Democrat Unity Cracks as DHS Shutdown Fight Starts Backfiring on the Party

Washington gridlock has a funny way of collapsing the moment reality starts knocking on the door. The Department of Homeland Security shutdown is now dragging on long enough that even some Senate Democrats are starting to wobble, and the messaging discipline inside their caucus is beginning to crack.

Republicans have spent the past several days hammering Democrats over the standoff, arguing that the party is refusing to fund core immigration enforcement while trying to reopen smaller pieces of the agency one at a time. In other words, fund the politically comfortable parts, leave the controversial ones hanging.

Senate Majority Whip John Barrasso did not mince words about what he thinks is going on.

“And that’s at a time when our homeland is under attack, all warning lights are flashing red, and they want to peel apart, piece by piece, the Department of Homeland Security, the comprehensive department of our government to protect the American people, because they want to stand with illegal immigrant criminals,” Barrasso said.

That accusation is at the center of the shutdown fight. Republicans say they have repeatedly offered temporary funding measures to keep DHS operating while negotiations continue over the budget for Immigration and Customs Enforcement. Democrats, according to GOP leadership, keep blocking those proposals.

Senate Majority Leader John Thune said the offers have been sitting on the table for days.

“I assume the Democrat leader is aware of the fact that we have tried repeatedly to fund everything temporarily to allow the negotiations over the ICE budget to continue,” Thune said.

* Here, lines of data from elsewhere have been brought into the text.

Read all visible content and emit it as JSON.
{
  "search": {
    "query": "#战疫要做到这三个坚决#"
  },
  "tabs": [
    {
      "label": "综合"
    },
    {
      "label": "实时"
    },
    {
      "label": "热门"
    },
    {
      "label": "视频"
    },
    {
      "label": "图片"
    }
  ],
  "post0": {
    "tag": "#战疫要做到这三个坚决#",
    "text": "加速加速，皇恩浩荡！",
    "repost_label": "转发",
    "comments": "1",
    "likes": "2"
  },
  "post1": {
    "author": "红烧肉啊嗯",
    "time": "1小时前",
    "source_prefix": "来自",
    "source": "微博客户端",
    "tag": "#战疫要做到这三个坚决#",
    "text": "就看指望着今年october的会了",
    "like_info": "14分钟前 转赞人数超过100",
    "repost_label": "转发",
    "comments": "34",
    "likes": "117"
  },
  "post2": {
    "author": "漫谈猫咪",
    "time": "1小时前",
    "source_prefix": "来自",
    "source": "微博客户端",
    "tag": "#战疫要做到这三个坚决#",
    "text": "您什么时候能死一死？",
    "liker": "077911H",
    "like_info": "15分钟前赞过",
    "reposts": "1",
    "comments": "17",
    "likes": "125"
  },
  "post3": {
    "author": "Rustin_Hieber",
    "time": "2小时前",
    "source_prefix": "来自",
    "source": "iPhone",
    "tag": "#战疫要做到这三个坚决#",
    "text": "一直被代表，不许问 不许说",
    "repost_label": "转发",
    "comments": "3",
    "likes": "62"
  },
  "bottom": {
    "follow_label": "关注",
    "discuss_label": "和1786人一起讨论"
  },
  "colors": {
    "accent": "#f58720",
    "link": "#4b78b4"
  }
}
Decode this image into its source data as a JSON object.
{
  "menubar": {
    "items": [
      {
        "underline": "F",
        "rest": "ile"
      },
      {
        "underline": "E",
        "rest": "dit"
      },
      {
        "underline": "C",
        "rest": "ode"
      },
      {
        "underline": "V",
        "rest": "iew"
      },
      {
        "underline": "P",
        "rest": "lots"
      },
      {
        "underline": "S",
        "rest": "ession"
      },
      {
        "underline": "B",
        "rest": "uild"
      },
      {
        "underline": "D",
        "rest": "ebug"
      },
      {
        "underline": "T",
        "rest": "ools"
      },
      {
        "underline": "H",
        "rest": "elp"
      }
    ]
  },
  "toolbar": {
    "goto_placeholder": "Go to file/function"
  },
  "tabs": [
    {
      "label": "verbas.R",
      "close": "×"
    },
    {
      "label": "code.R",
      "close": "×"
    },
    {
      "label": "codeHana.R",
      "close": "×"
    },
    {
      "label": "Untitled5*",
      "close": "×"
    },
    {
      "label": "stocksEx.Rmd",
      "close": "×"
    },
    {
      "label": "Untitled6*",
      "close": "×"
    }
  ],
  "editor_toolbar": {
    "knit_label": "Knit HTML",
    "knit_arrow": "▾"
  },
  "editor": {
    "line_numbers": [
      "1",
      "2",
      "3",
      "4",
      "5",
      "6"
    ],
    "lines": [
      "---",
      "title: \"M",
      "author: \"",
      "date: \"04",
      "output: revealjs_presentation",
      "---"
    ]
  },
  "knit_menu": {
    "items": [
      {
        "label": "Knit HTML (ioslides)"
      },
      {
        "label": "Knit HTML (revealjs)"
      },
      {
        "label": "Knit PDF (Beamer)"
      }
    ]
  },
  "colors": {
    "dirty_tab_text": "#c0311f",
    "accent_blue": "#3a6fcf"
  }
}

Democratic leadership is sticking to a different strategy. Senate Minority Leader Chuck Schumer says Democrats want to pass individual funding bills for parts of DHS like the Transportation Security Administration and FEMA while negotiations continue over immigration enforcement.

“We don’t have to tie that disagreement up and use people at the airports and American citizens as hostages,” Schumer said.

The problem with that approach is becoming obvious. Republicans see it as an attempt to sidestep the immigration debate entirely while still claiming credit for funding popular agencies.

Now the political pressure is starting to show.

Michigan Senator Elissa Slotkin recently voted against funding DHS during the standoff. Now she is signaling that the department should be funded after all. The timing is difficult to ignore, since the shift comes shortly after a terror attack in her home state forced the security debate into the spotlight.

When homeland security becomes more than a talking point, political calculations tend to change quickly.

Other Democrats are still trying to flip the argument back onto Republicans. Nevada Senator Jacky Rosen criticized the GOP for blocking a TSA focused funding measure, claiming Republicans “don’t care about their constituents, the traveling public, and the folks who work there who are not part of this discussion or this argument.”

But the longer the shutdown continues, the harder it becomes for Democrats to maintain a unified message.

Slotkin’s sudden reversal is a pretty loud signal that the pressure is building. When voters start connecting political maneuvering to real world security concerns, the appetite for partisan games shrinks fast. In Washington, that realization often arrives about three weeks later than it should.